How has studying urban slavery changed the picture of US slavery all together?
DRB: It’s forced us to rethink this notion of large cotton plantations, where people are working in the fields from sunup to sundown. It’s moving us into other settings; not just homes and fields, but also industrial settings, shops, workshops, shipyards, and that’s changing the way we think about slavery, as Leslie was saying. We’re looking at cities that owned slaves, universities that owned slaves, medical schools and colleges that owned slaves. So we’re seeing all these different places where enslaved people show up.
So it’s a lot more ubiquitous than we originally thought, a lot more.
DRB: Absolutely, and it’s changing the way we think about it as a whole. And I think we’re at a moment now, historiographically, where we’re trying to understand the diversity of the institution and all of these places before we can really write these larger consensus narratives. And I think it’s ok to teach students that it’s a very diverse system, depending on where you live, what kind of work, and so forth.

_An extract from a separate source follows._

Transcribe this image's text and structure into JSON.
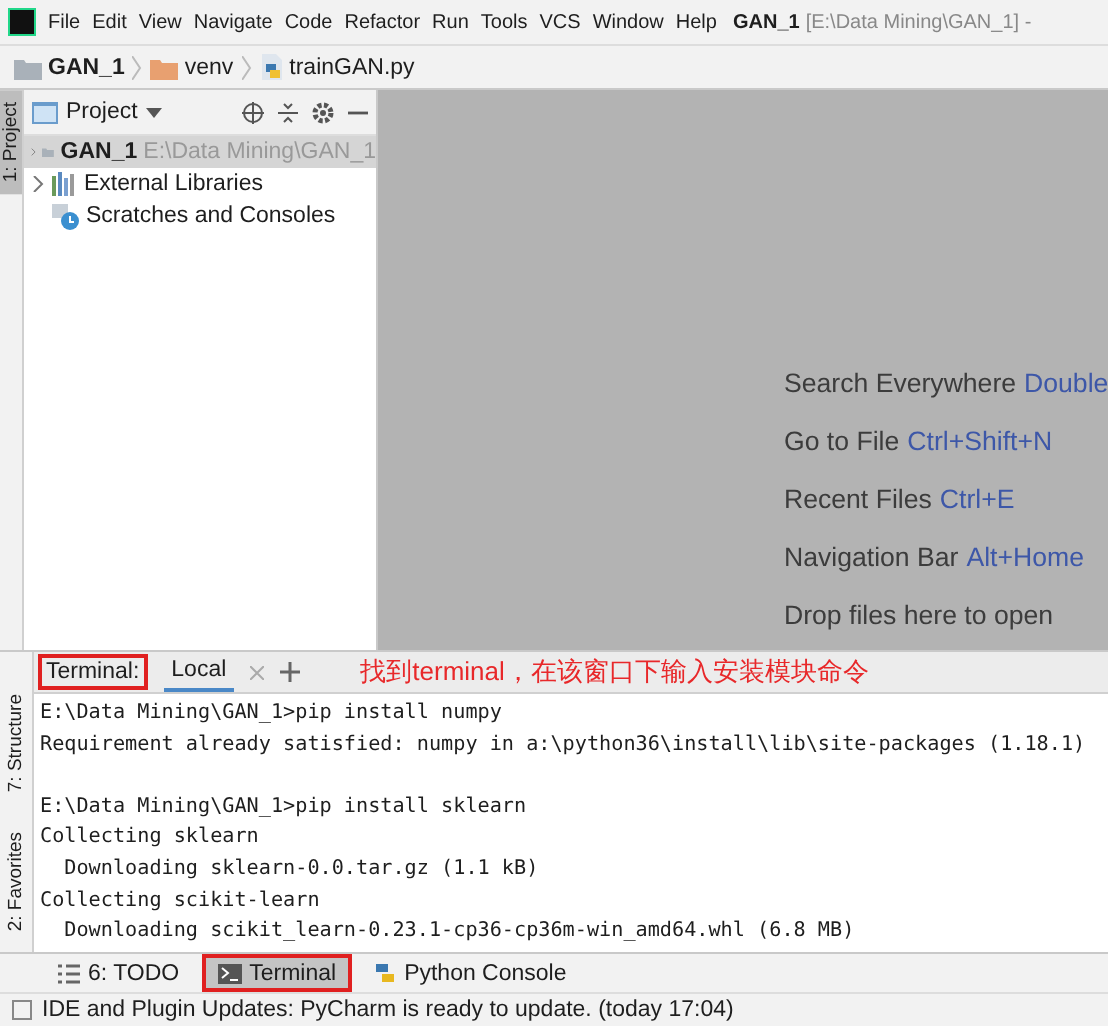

LH: I think it’s also important that when we realize that enslaved people can work anywhere, it should make us think differently about African Americans as laborers as well. I think in American history, and even now today people are very dismissive of African American labor or imagine that African Americans can only occupy one place in the economy, and uncovering the variety of ways that enslaved people worked can give us a different picture of what African Americans as laborers have done in this country. I think that is a really important conversation to continue to have.